Only a few of these are what I set out to teach that day, but all of them are terrific. My lesson consisted of presenting rhythm patterns on flash cards, explaining the notation where necessary, and having the class clap each card, repeating the ones they had trouble with after I had given them feedback. I then had them learn five rhythm patterns that I quotescover-PNG-35had posted on by bulletin board at the back of the room, and choreography for two of them. The choreography involved moving to the next bucket in the circle, or sliding the bucket to the next person, both done during rests. A student leader decided when they would switch to the next rhythm by dropping a large card with a number 1, 2, 3, 4, or 5 on it, indicating which pattern was to be performed. That is all I taught them. It was intended to be primarily a rhythm reading lesson. But look at all the other things they learned. Following directions, rhythm without pitch can be a song, every note has rhythm, the importance of practice, rhythm is orderly. These are great things for students to learn, and even great things for students to apply to other areas of their school work and their lives. Practice, order, and following directions will get you far no matter what you are doing.

There’s another benefit to seeing students’ list of what they learned in a lesson. There are  ideas for other lessons embedded. For example, I can use “rhythm can be expressed with many feelings” to teach expressive intent, which is an anchor standard in the new core arts standards. I want to explore with this student what feelings she found expressed in the rhythms we did, and then let the class create other rhythms that are similar and express the same emotion. I also want to emphasize that structure and organization is what brings order to every beat, and to teach the students how to work with musical structure to organize their composed music. Once they have composed their rhythm music, I want them to realize that unlike a piece of finished visual art, which is ready to present to an audience when the creating is finished, music must be performed after it is created, or else it does not reach an audience. In order for a musical work to be ready to present to an audience, it must be practiced, and when a group of people are performing the work together, it takes a special kind of practice that includes following directions of the composer, the conductor if there is one, and of collaborating with each other to arrive at an interpretation, and at technical proficiency. I can also teach how musicians know when a musical work is ready to present to an audience, which is again from the core arts standards.

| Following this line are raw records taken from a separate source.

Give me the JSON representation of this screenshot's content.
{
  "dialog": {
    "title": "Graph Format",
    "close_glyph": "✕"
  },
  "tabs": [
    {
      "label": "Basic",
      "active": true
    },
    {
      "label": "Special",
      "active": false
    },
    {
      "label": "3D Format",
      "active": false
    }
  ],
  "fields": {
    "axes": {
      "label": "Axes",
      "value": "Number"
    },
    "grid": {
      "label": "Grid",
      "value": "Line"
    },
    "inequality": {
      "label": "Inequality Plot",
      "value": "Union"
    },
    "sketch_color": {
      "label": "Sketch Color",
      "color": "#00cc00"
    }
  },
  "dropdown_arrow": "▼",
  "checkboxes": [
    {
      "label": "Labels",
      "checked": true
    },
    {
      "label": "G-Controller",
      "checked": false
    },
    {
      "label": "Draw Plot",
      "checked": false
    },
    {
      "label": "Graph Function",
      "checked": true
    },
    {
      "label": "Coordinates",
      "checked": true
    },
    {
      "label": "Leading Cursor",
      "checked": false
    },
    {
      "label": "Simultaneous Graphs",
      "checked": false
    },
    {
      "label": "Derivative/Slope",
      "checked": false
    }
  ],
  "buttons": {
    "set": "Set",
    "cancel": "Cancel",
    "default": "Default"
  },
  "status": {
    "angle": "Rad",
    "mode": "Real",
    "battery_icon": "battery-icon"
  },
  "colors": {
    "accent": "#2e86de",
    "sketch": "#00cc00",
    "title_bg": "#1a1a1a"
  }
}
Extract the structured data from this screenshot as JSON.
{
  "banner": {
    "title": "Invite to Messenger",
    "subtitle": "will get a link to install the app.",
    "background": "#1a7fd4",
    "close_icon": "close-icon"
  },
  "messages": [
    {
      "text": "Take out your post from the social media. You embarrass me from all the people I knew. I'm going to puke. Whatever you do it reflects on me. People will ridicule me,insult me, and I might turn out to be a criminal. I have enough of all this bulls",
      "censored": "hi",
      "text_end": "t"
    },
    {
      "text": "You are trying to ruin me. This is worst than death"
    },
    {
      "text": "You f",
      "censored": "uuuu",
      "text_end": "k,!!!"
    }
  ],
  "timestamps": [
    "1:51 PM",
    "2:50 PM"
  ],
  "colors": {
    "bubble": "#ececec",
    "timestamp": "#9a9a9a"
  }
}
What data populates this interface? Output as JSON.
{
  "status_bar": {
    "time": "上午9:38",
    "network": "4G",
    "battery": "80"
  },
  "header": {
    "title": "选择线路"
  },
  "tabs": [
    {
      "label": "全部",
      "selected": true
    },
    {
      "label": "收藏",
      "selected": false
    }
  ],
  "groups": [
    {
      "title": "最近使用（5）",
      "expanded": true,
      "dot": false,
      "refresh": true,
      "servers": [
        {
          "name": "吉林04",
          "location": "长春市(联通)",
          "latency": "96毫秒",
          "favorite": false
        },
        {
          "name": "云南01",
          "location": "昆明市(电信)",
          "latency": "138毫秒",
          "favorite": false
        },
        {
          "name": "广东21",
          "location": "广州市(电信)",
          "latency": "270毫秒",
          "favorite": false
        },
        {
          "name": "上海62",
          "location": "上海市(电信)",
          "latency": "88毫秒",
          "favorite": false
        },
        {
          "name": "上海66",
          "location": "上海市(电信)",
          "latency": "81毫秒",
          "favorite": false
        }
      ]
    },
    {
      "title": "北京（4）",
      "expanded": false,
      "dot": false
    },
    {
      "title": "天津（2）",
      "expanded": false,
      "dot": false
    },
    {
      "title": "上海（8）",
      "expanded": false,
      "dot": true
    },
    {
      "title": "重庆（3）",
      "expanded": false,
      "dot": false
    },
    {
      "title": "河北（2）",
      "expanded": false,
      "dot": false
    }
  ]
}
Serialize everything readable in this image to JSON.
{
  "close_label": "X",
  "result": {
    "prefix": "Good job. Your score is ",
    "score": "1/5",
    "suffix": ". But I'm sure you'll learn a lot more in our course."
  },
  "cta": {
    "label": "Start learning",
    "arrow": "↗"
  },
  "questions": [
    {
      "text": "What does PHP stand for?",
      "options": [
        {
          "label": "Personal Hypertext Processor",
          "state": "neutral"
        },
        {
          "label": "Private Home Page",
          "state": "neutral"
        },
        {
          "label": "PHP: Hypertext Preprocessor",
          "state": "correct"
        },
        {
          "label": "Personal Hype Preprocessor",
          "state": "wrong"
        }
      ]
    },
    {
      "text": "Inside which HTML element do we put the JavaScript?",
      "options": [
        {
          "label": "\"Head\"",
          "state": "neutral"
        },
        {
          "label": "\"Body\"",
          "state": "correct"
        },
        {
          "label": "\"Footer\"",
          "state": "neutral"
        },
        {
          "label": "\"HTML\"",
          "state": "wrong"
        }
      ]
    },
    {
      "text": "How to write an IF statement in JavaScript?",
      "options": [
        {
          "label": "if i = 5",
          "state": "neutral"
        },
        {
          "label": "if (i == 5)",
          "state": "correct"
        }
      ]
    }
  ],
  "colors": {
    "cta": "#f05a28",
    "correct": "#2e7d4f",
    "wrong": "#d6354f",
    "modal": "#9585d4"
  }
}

You see how these statements left by students on their exit tickets are valuable to future lesson planning, and in getting a clearer picture of where my students are, what approach to learning they are taking, and how I connect with more precision my own teaching to where they are in the learning process. Having students write down what they learned also helps them leave your class realizing that they actually did learn something, and that there was a purpose to all the fun they had. With that kind of effective closure, students are apt to approach music class more seriously, and with higher expectations of both the importance of what they will be doing, and that they will in fact learn something substantive, beyond just singing songs or playing instruments. They will know what they are learning and what they are able to do as a result of being in your class. While the teacher should know this and plan for this, it is at least just as important for students to be clear on this too.